You can even find out how many bools are in the array at runtime. Now, you might wonder why would you want to do this? You already know there are three bools, right? Well, instead of accessing those bools as doorState at index zero, doorState at index one, and doorState at index 2, which, by the way is already much better than having three separate bool variables called doorState01, doorState02, and doorState03. Instead of accessing the indexes by specific values, it’s better yet to create a loop and use a single integer index that you increment each time through the loop. The only problem is that you need to know how many bools are in the array.

What you could do is declare your loop to start at index zero and stop at index 2. But what happens when you realize that you only need two doors instead of three and then go into the code and remove one of the bools from the array data? If you don’t also change the loop to now stop at index 1, then it’s going to keep trying to loop through three doors and your program will likely crash.

You want to avoid situations like this where making a change requires changing two or more places in the code. There’s just too many opportunities for this design to bite you. Instead, make your loop figure out for itself how many items are in the array. If you’re using one of the standard classes that wrap up arrays or provide some other collection type, then they should have a nice property called length or count that you can call to find out how many items are present.
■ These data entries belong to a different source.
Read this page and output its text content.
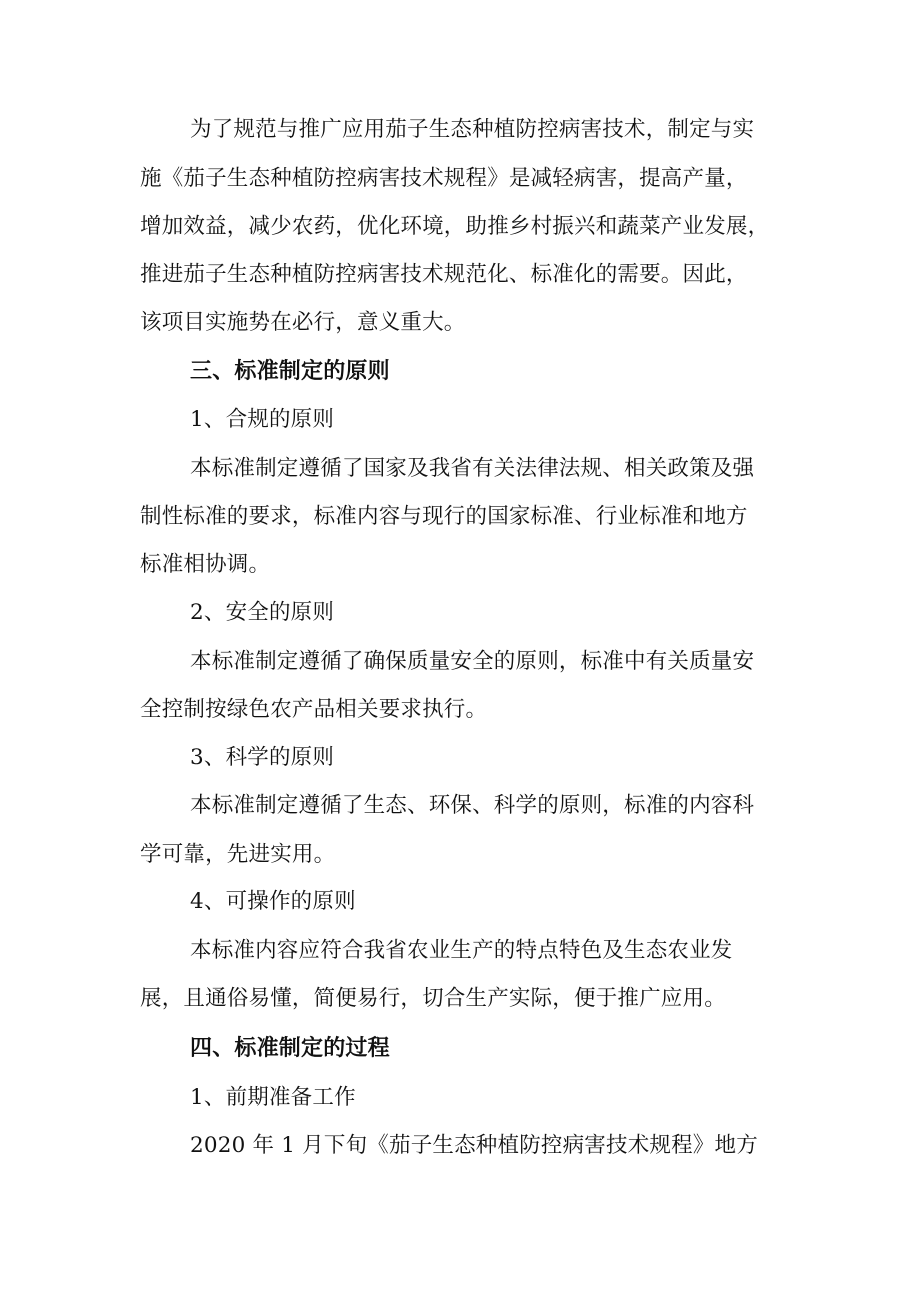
为了规范与推广应用茄子生态种植防控病害技术，制定与实
施《茄子生态种植防控病害技术规程》是减轻病害，提高产量，
增加效益，减少农药，优化环境，助推乡村振兴和蔬菜产业发展，
推进茄子生态种植防控病害技术规范化、标准化的需要。因此，
该项目实施势在必行，意义重大。
三、标准制定的原则
1、合规的原则
本标准制定遵循了国家及我省有关法律法规、相关政策及强
制性标准的要求，标准内容与现行的国家标准、行业标准和地方
标准相协调。
2、安全的原则
本标准制定遵循了确保质量安全的原则，标准中有关质量安
全控制按绿色农产品相关要求执行。
3、科学的原则
本标准制定遵循了生态、环保、科学的原则，标准的内容科
学可靠，先进实用。
4、可操作的原则
本标准内容应符合我省农业生产的特点特色及生态农业发
展，且通俗易懂，简便易行，切合生产实际，便于推广应用。
四、标准制定的过程
1、前期准备工作
2020 年 1 月下旬《茄子生态种植防控病害技术规程》地方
But the built-in array doesn’t have this information. In this case, only the compiler knows. You just need to know the proper way to ask the compiler how many items are in the array. There is in C++ an operator called sizeof that will tell you how many bytes something occupies. This is close but if we call sizeof for the doorState array, it’ll return three only because the array itself hold items that are a single byte long. Sizeof actually returns the number of bytes for the whole thing. If the array held ints instead of bools, then sizeof would return 12 because there are three ints each four bytes long. To get the number of items in an array, we need to divide the sizeof the array itself by the sizeof one of the elements in the array. It doesn’t matter which one since an array can only hold items of the same type. But usually, code divides by the sizeof the first item at index zero. For an array of 3 ints, this would mean 12 divided by 4 which comes back to the number of ints.

The last thing I wanted to explain involves passing arrays as method parameters. If you have a method that needs an array, then pay attention to the specific rules for how your language does this. You might end up passing the array as a pointer to the first item. This is useful for dynamic arrays that you allocate at runtime since you don’t know how many items to expect in the array. In this case, you’ll likely also need to pass another parameter to specify how many items are in the array. You won’t be able to use the sizeof method when all you have is a pointer to the first item to determine the size of the array. That’s because pointers are not an array.

You can use the name of an array when calling a method that takes a pointer or an unsized array because the name of an array is actually a pointer to the first item in the array.

What if you want to make sure that a method is always passed an array of 3 bools, no more and no less? Then you won’t be able to declare the method to take a pointer to bools or an unsized array of bools. Both of those will allow callers to pass your method arrays of different lengths. If you’re using C++, you can declare the method parameter to be a reference to an array of 3 bools or a pointer to an array of 3 bools. This is not common C++ code and the syntax can get a bit tricky. Make sure to check with your language because there could be seldom used capabilities like this in C++ or your language could be very different. For example, in C#, arrays have more information such as their size available to you and the rules are different. In C#, you’ll just have to check the length and throw an error if it’s wrong.